Christine Aguilar, M.D.

Pediatric Rehabilitation

UCSF Benioff Children’s Hospital Oakland

Apediatric rehabilitation specialist who works with children diagnosed with brain and spinal cord injuries and conditions including cerebral palsy and spina bifida, Aguilar realized early in her medical training that she wanted to work with children. A Northern California native, Aguilar attended medical school at the University of California, San Diego School of Medicine, and went on to complete a residency at the UC Davis Medical Center and an internship at UCSF Medical Center. A married mother of two grown children, Aguilar, 56, is an avid runner and lives in the East Bay.

What types of cases do you primarily see as a pediatric rehabilitation specialist? 

We treat a lot of children who have sustained traumatic brain injuries in automobile accidents, as well as patients with cerebral palsy and brain infections. We have an excellent team of physical, occupational, and speech therapists that work closely with families, and recently added art and music therapy to our program. 

How has the field of pediatric rehabilitation evolved since you began working at Children’s in 1995?

Over the past 10 years, we have seen the use of Botox injections shift from wrinkle reduction to successfully treating muscle spasticity in children with cerebral palsy. Children with CP have very tight muscles, which get even tighter as the child grows, and most need multiple surgeries to lengthen their muscles.
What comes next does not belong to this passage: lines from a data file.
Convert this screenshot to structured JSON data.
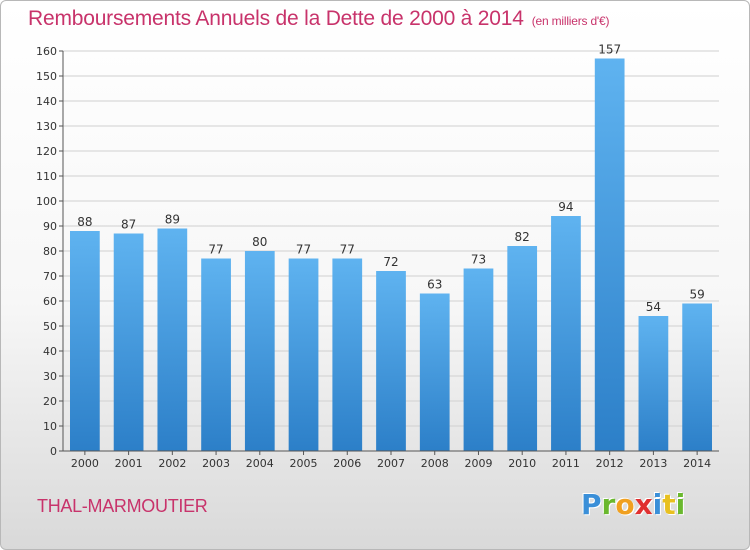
{
  "header": {
    "title": "Remboursements Annuels de la Dette de 2000 à 2014",
    "subtitle": "(en milliers d'€)"
  },
  "footer": {
    "place": "THAL-MARMOUTIER",
    "logo_letters": [
      "P",
      "r",
      "o",
      "x",
      "i",
      "t",
      "i"
    ],
    "logo_colors": [
      "#3a8fd8",
      "#6ab82e",
      "#f0a020",
      "#e03030",
      "#3a8fd8",
      "#e8c020",
      "#6ab82e"
    ]
  },
  "colors": {
    "bar_top": "#5fb3f0",
    "bar_bottom": "#2c7fc8",
    "grid": "#d0d0d0",
    "axis": "#555555",
    "accent": "#c8336b"
  },
  "chart_data": {
    "type": "bar",
    "title": "Remboursements Annuels de la Dette de 2000 à 2014",
    "subtitle": "(en milliers d'€)",
    "xlabel": "",
    "ylabel": "",
    "categories": [
      "2000",
      "2001",
      "2002",
      "2003",
      "2004",
      "2005",
      "2006",
      "2007",
      "2008",
      "2009",
      "2010",
      "2011",
      "2012",
      "2013",
      "2014"
    ],
    "values": [
      88,
      87,
      89,
      77,
      80,
      77,
      77,
      72,
      63,
      73,
      82,
      94,
      157,
      54,
      59
    ],
    "ylim": [
      0,
      160
    ],
    "yticks": [
      0,
      10,
      20,
      30,
      40,
      50,
      60,
      70,
      80,
      90,
      100,
      110,
      120,
      130,
      140,
      150,
      160
    ],
    "grid": true,
    "legend": "none"
  }
}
Botox can help us to avoid or decrease the number of surgeries and can also help many children walk.

You recently added a therapy dog to the rehabilitation program at Children’s. Can you tell us more about that?

Yes, Trinity, a 2-year-old yellow Labrador retriever, is our Canine Companion facility dog and she lives with my family and accompanies me to work at the hospital each day. She joined our staff in May and works closely with our physical and occupational therapists. Trinity has been professionally trained and can perform over 40 commands designed to motivate patients with special medical rehabilitation needs. She also provides comfort and unconditional love to our patients and inspires our pediatric patients who are overcoming physical and cognitive challenges. 
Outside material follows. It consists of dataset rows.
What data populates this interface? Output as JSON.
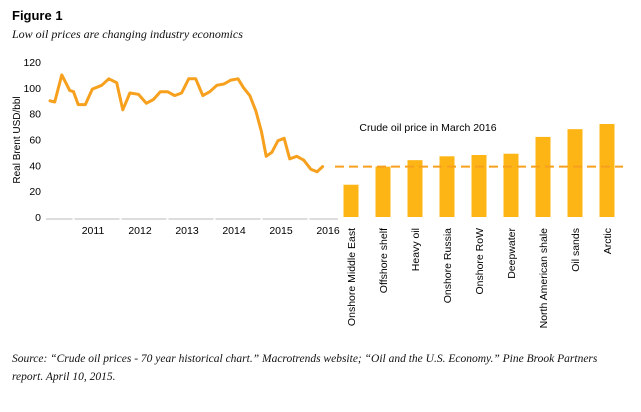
{
  "figure": {
    "label": "Figure 1",
    "subtitle": "Low oil prices are changing industry economics",
    "source": "Source: “Crude oil prices - 70 year historical chart.” Macrotrends website; “Oil and the U.S. Economy.” Pine Brook Partners report. April 10, 2015."
  },
  "colors": {
    "accent": "#F7A01E",
    "bars": "#FDB515",
    "axis": "#bbbbbb",
    "text": "#000000"
  },
  "chart_data": [
    {
      "type": "line",
      "title": "",
      "xlabel": "",
      "ylabel": "Real Brent USD/bbl",
      "ylim": [
        0,
        120
      ],
      "yticks": [
        0,
        20,
        40,
        60,
        80,
        100,
        120
      ],
      "xlim": [
        2010.5,
        2016.5
      ],
      "year_labels": [
        "2011",
        "2012",
        "2013",
        "2014",
        "2015",
        "2016"
      ],
      "grid": false,
      "series": [
        {
          "x": [
            2010.5,
            2010.6,
            2010.75,
            2010.92,
            2011.0,
            2011.1,
            2011.25,
            2011.4,
            2011.6,
            2011.75,
            2011.92,
            2012.05,
            2012.2,
            2012.38,
            2012.55,
            2012.7,
            2012.85,
            2013.0,
            2013.15,
            2013.3,
            2013.45,
            2013.6,
            2013.75,
            2013.9,
            2014.05,
            2014.2,
            2014.35,
            2014.5,
            2014.62,
            2014.75,
            2014.88,
            2015.0,
            2015.1,
            2015.22,
            2015.35,
            2015.48,
            2015.6,
            2015.75,
            2015.9,
            2016.05,
            2016.18,
            2016.3
          ],
          "y": [
            90,
            89,
            110,
            98,
            97,
            87,
            87,
            99,
            102,
            107,
            104,
            83,
            96,
            95,
            88,
            91,
            97,
            97,
            94,
            96,
            107,
            107,
            94,
            97,
            102,
            103,
            106,
            107,
            100,
            94,
            82,
            66,
            47,
            50,
            59,
            61,
            45,
            47,
            44,
            37,
            35,
            39
          ]
        }
      ]
    },
    {
      "type": "bar",
      "title": "",
      "categories": [
        "Onshore Middle East",
        "Offshore shelf",
        "Heavy oil",
        "Onshore Russia",
        "Onshore RoW",
        "Deepwater",
        "North American shale",
        "Oil sands",
        "Arctic"
      ],
      "values": [
        25,
        39,
        44,
        47,
        48,
        49,
        62,
        68,
        72
      ],
      "ylim": [
        0,
        120
      ],
      "reference_line": {
        "label": "Crude oil price in March 2016",
        "value": 39
      }
    }
  ]
}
You became a runner several years ago and have gone on to participate in several races. How did you start a running routine?

When I was in my 20s, I said I wanted to complete a marathon by the time I turned 50. That didn’t happen, but when I turned 52, I set out to lose some weight and decided to give running a shot. I started walking on the treadmill, and worked my way up to running three miles. I competed in my first race with a friend. Since then, I’ve gone on to compete in five marathons. I’m not a super-fast runner, but I think that’s one of the advantages of becoming a runner later in life—I realize I’m probably not going to win, so I enjoy the race.